I felt attacked, as I had judged him to be mercenary but the development just coerced me to feel even more embarrassed. His integrity and honesty have appealed me and his need was now overpowered by respect for him.
“What do you do?”
“Well! You can see, Raghu is a guide!” he said, he was proud of himself and loved to denote himself in a third person
“Don’t you go to school?”
“This is vacation time!”
“But children of your age jump,play and celebrate during vacation”
“They must be rich, I am not!” his cheeks turned pink in shame, I never meant hurting him but this turned out that way
“Nothing lies in riches, you are prosperous and that matters!” he didn’t quite understand what I meant, his confusion was akin to mine when my father told me this, he is no more but his teachings are wonderful. I have seen riches, the virtues and assets but this has never given me peace and now when I had gone to Vrindavan I have changed a lot.
“Do you work in school days?”
“On regular days, in the evening! On Saturdays and Sunday’s complete shifts”
“Why do you eat this?” I pointed towards the betel he had in his hands
“Once someone told me that this makes it look fancy and authentic, as betel is significant in U.P.”

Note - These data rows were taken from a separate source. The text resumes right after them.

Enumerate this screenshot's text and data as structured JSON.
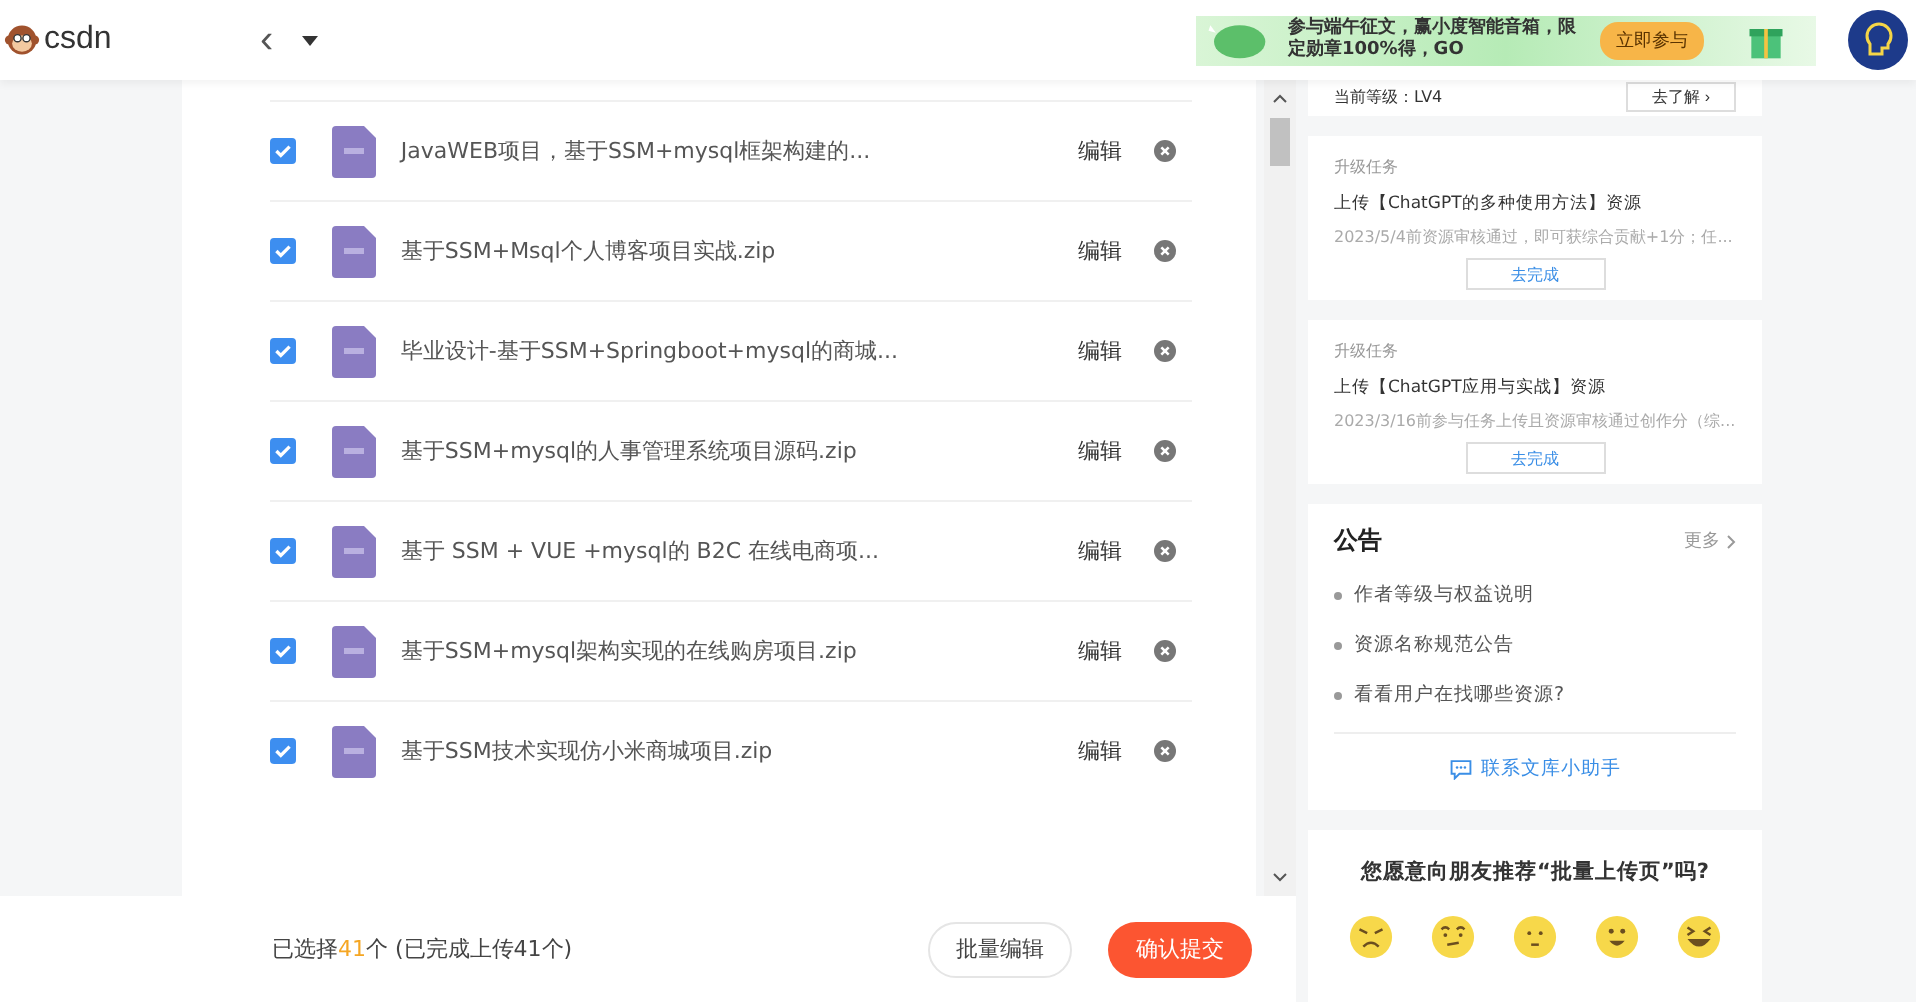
{
  "header": {
    "logo": "csdn",
    "back": "‹",
    "banner": {
      "text": "参与端午征文，赢小度智能音箱，限定勋章100%得，GO",
      "button": "立即参与"
    }
  },
  "files": [
    {
      "name": "JavaWEB项目，基于SSM+mysql框架构建的...",
      "checked": true,
      "edit": "编辑"
    },
    {
      "name": "基于SSM+Msql个人博客项目实战.zip",
      "checked": true,
      "edit": "编辑"
    },
    {
      "name": "毕业设计-基于SSM+Springboot+mysql的商城...",
      "checked": true,
      "edit": "编辑"
    },
    {
      "name": "基于SSM+mysql的人事管理系统项目源码.zip",
      "checked": true,
      "edit": "编辑"
    },
    {
      "name": "基于 SSM + VUE +mysql的 B2C 在线电商项...",
      "checked": true,
      "edit": "编辑"
    },
    {
      "name": "基于SSM+mysql架构实现的在线购房项目.zip",
      "checked": true,
      "edit": "编辑"
    },
    {
      "name": "基于SSM技术实现仿小米商城项目.zip",
      "checked": true,
      "edit": "编辑"
    }
  ],
  "footer": {
    "prefix": "已选择",
    "count": "41",
    "suffix": "个 (已完成上传41个)",
    "buttons": [
      {
        "label": "批量编辑",
        "kind": "outline"
      },
      {
        "label": "确认提交",
        "kind": "primary"
      }
    ]
  },
  "level_card": {
    "text": "当前等级：LV4",
    "button": "去了解 ›"
  },
  "tasks": [
    {
      "tag": "升级任务",
      "title": "上传【ChatGPT的多种使用方法】资源",
      "desc": "2023/5/4前资源审核通过，即可获综合贡献+1分；任...",
      "button": "去完成"
    },
    {
      "tag": "升级任务",
      "title": "上传【ChatGPT应用与实战】资源",
      "desc": "2023/3/16前参与任务上传且资源审核通过创作分（综...",
      "button": "去完成"
    }
  ],
  "notice": {
    "title": "公告",
    "more": "更多",
    "items": [
      "作者等级与权益说明",
      "资源名称规范公告",
      "看看用户在找哪些资源?"
    ],
    "contact": "联系文库小助手"
  },
  "survey": {
    "question": "您愿意向朋友推荐“批量上传页”吗?",
    "faces": [
      {
        "kind": "angry"
      },
      {
        "kind": "unsure"
      },
      {
        "kind": "neutral"
      },
      {
        "kind": "happy"
      },
      {
        "kind": "laugh"
      }
    ]
  }
}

“No, it doesn’t help. Such antics never help, your endless knowledge is the only thing that is helping you and will!” I smiled while I contemplated the exploitation young children have to go through just of the sake of earning some money, it pained me as one day this betel will be adorned with tobacco too
“You look like a wealthy man!”
“No, I am just rich!” I answered
Next day, my body woke up on its own, my lips chanted on their own and I did all the regimes spontaneously. I was eager to meet Raghu, and he jumped in front of me like a fruit[quite a raw fruit] he had planned to make me visit the final destination to fulfill my journey, the most iconic and important place - The Banke Bihari Temple - I remember nothing about that place except for the colossal monument, with people coagulated all through the way and giant bright gem eyes that illuminated and I just forgot everything in the world. Even now I can feel the warmth of that light in the eyes of the idol. It was my last day there, and I wanted to spend all my time with Raghu. Raghu was still the same it was only me who has changed for myself, him and the world. He was detached as yesterday and I couldn’t take my eyes off him. Like a son I had embraced and caressed him all day long, got him gifts and ate with him in the restaurant. He as a little playfulness just stayed with me till the afternoon before I was to leave for the station.

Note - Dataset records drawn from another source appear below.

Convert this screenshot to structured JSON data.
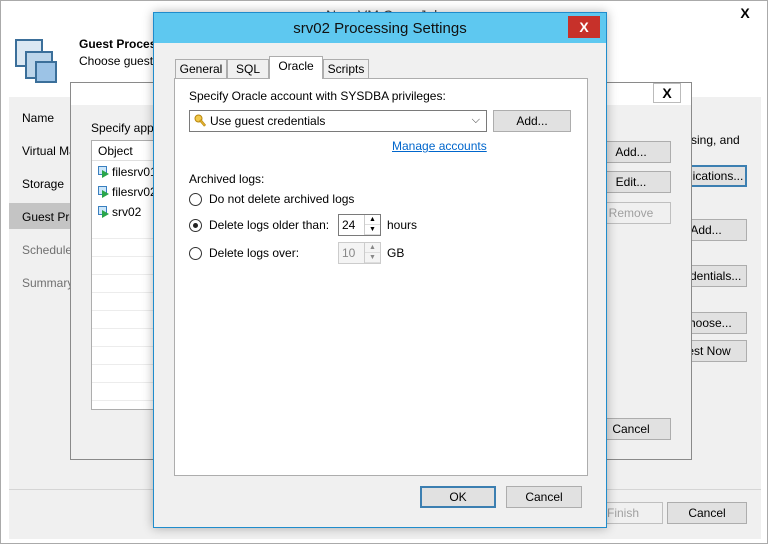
{
  "wizard": {
    "title": "New VM Copy Job",
    "header_title": "Guest Processing",
    "header_subtitle": "Choose guest OS processing options available for running VMs.",
    "nav": [
      "Name",
      "Virtual Machines",
      "Storage",
      "Guest Processing",
      "Schedule",
      "Summary"
    ],
    "right_text": "sing, and",
    "buttons": {
      "applications": "Applications...",
      "add": "Add...",
      "credentials": "Credentials...",
      "choose": "Choose...",
      "test_now": "Test Now",
      "finish": "Finish",
      "cancel": "Cancel"
    },
    "close": "X"
  },
  "mid": {
    "prompt": "Specify application-aware processing settings for individual VMs:",
    "list_header": "Object",
    "objects": [
      "filesrv01",
      "filesrv02",
      "srv02"
    ],
    "buttons": {
      "add": "Add...",
      "edit": "Edit...",
      "remove": "Remove",
      "cancel": "Cancel"
    },
    "close": "X"
  },
  "dialog": {
    "title": "srv02 Processing Settings",
    "close": "X",
    "tabs": [
      "General",
      "SQL",
      "Oracle",
      "Scripts"
    ],
    "active_tab": "Oracle",
    "oracle": {
      "account_label": "Specify Oracle account with SYSDBA privileges:",
      "account_value": "Use guest credentials",
      "add_button": "Add...",
      "manage_link": "Manage accounts",
      "archived_label": "Archived logs:",
      "opt_none": "Do not delete archived logs",
      "opt_older": "Delete logs older than:",
      "older_value": "24",
      "older_unit": "hours",
      "opt_over": "Delete logs over:",
      "over_value": "10",
      "over_unit": "GB",
      "selected": "older"
    },
    "ok": "OK",
    "cancel": "Cancel"
  }
}
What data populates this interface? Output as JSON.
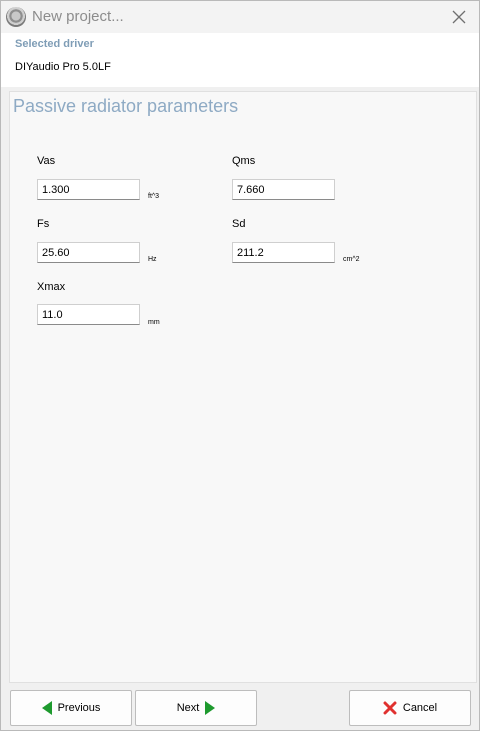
{
  "window": {
    "title": "New project..."
  },
  "driver": {
    "heading": "Selected driver",
    "name": "DIYaudio Pro 5.0LF"
  },
  "params": {
    "title": "Passive radiator parameters",
    "vas": {
      "label": "Vas",
      "value": "1.300",
      "unit": "ft^3"
    },
    "qms": {
      "label": "Qms",
      "value": "7.660"
    },
    "fs": {
      "label": "Fs",
      "value": "25.60",
      "unit": "Hz"
    },
    "sd": {
      "label": "Sd",
      "value": "211.2",
      "unit": "cm^2"
    },
    "xmax": {
      "label": "Xmax",
      "value": "11.0",
      "unit": "mm"
    }
  },
  "buttons": {
    "previous": "Previous",
    "next": "Next",
    "cancel": "Cancel"
  },
  "colors": {
    "accent_text": "#8eaac4",
    "arrow_green": "#1e9a2e",
    "cancel_red": "#e0312f"
  },
  "icons": {
    "app": "speaker-icon",
    "close": "close-icon",
    "previous": "arrow-left-icon",
    "next": "arrow-right-icon",
    "cancel": "x-icon"
  }
}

While I was lurking on my way to the rickshaw, I turned to tell him goodbye but he was gone and I searched for him, but he was gone. The Man who guarded the Ashram told me that he went with a customer for the same 100 bucks. I took my bag from the Ashram, and left for the station, god knows why but tears rolled out of my eyes. How mean he was, to not even say a goodbye. He made my journey so divine and when I was going to reach its culmination, he just left me as disturbed as I was when I came there.
Ephemera and transience of humans had always plagued me. For a father to 2 children who succumbed to their weaknesses and left him to lurk in this world with a sorrowful yet hopeful mother, this pain was inescapable.”

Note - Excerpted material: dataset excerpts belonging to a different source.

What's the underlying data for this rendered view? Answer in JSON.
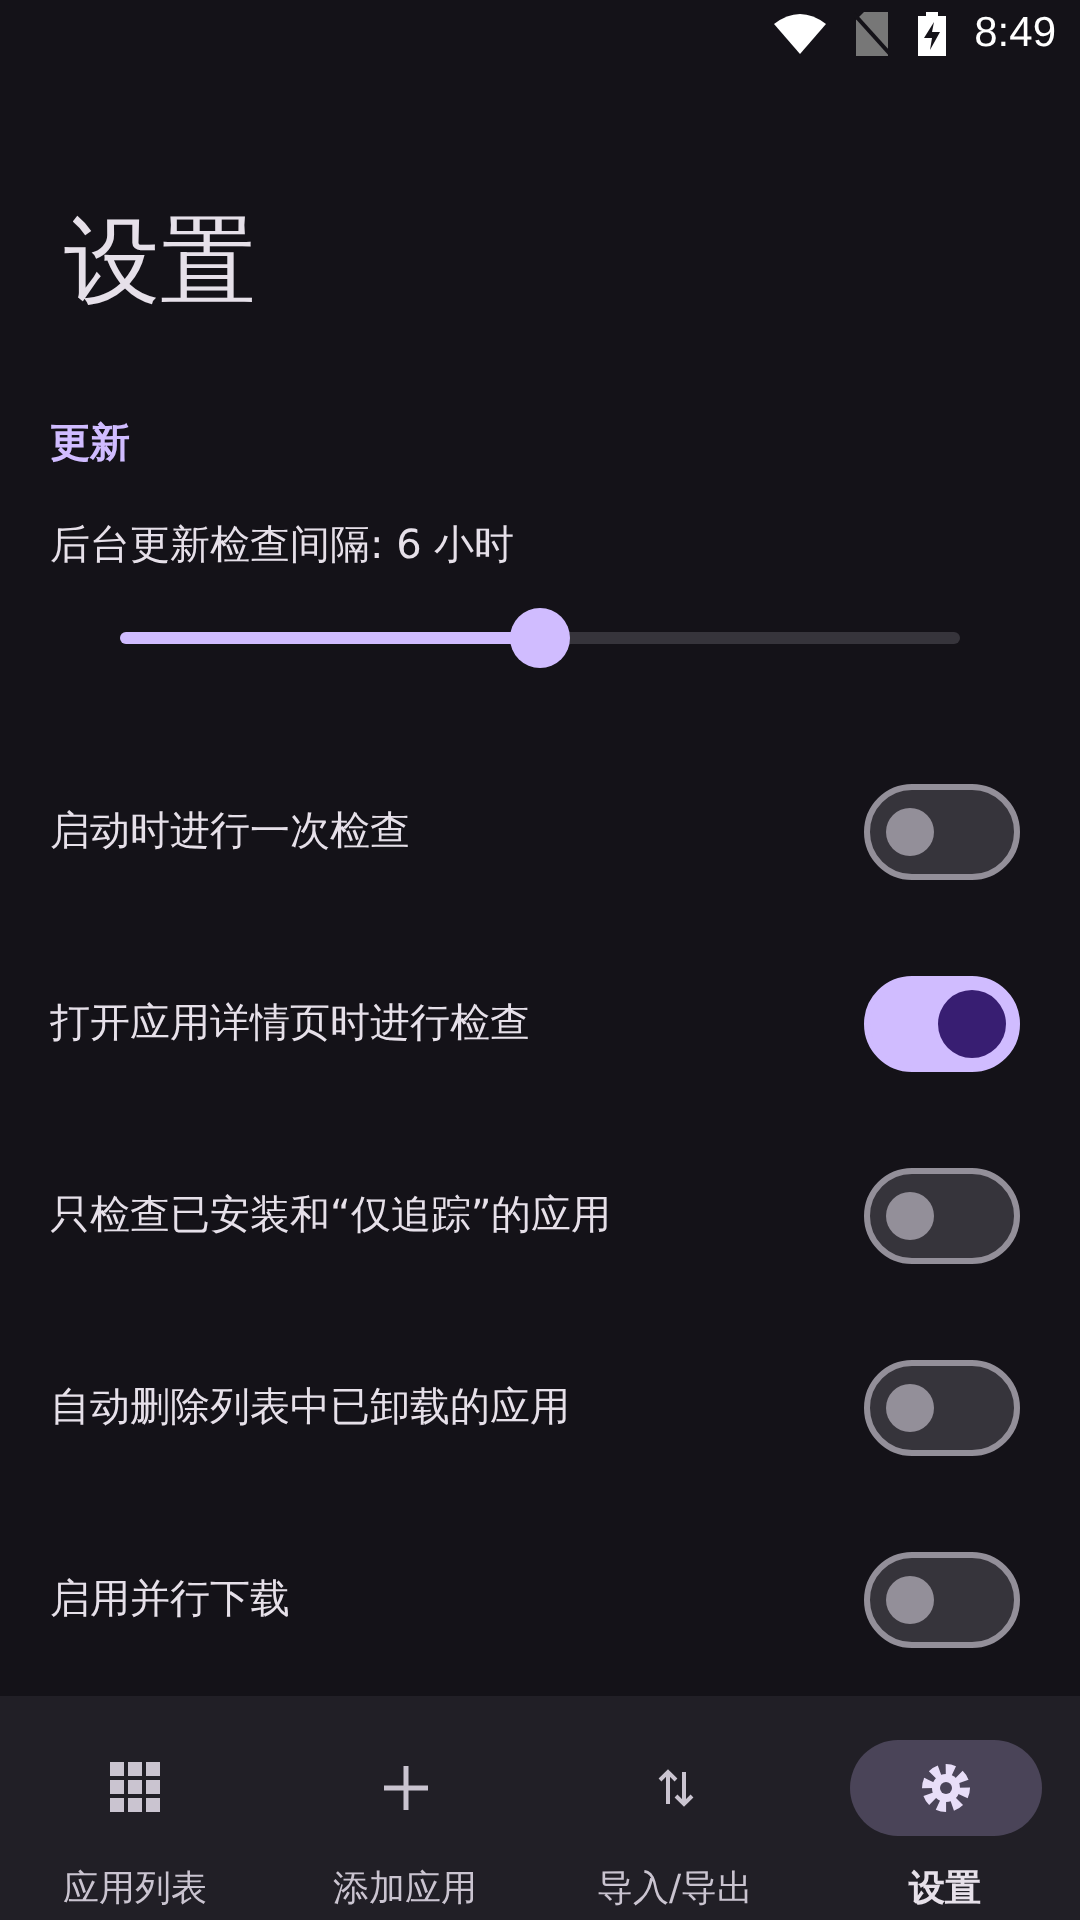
{
  "status_bar": {
    "time": "8:49"
  },
  "title": "设置",
  "section": "更新",
  "interval": {
    "label": "后台更新检查间隔: 6 小时",
    "level": 0.5
  },
  "settings": [
    {
      "label": "启动时进行一次检查",
      "on": false
    },
    {
      "label": "打开应用详情页时进行检查",
      "on": true
    },
    {
      "label": "只检查已安装和“仅追踪”的应用",
      "on": false
    },
    {
      "label": "自动删除列表中已卸载的应用",
      "on": false
    },
    {
      "label": "启用并行下载",
      "on": false
    }
  ],
  "nav": [
    {
      "label": "应用列表",
      "kind": "grid",
      "selected": false
    },
    {
      "label": "添加应用",
      "kind": "plus",
      "selected": false
    },
    {
      "label": "导入/导出",
      "kind": "transfer",
      "selected": false
    },
    {
      "label": "设置",
      "kind": "gear",
      "selected": true
    }
  ]
}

“Would you go there again to meet him?” she asked while she sobbed, she looked at the picture of infants that hung on the wall in the marmoreal home
He opened his bag, and inspected something. A coin was taken out and he brought it close to her,
“It reads R-A-G-H-U” she rubbed the coin with her hands, and looked at him, her eyes gleamed as she gazed him, she smiled and the tears seeped in her mouth
“I judged him wrong, indeed again I judged him wrong!” he smiled while he turned towards the window
She ran into the room, and got a surprise for him. It was her pregnancy report and it read positive to their ecstasy. Rather a coincidence, that the boy who delivered her the reports was named RAGHU she said.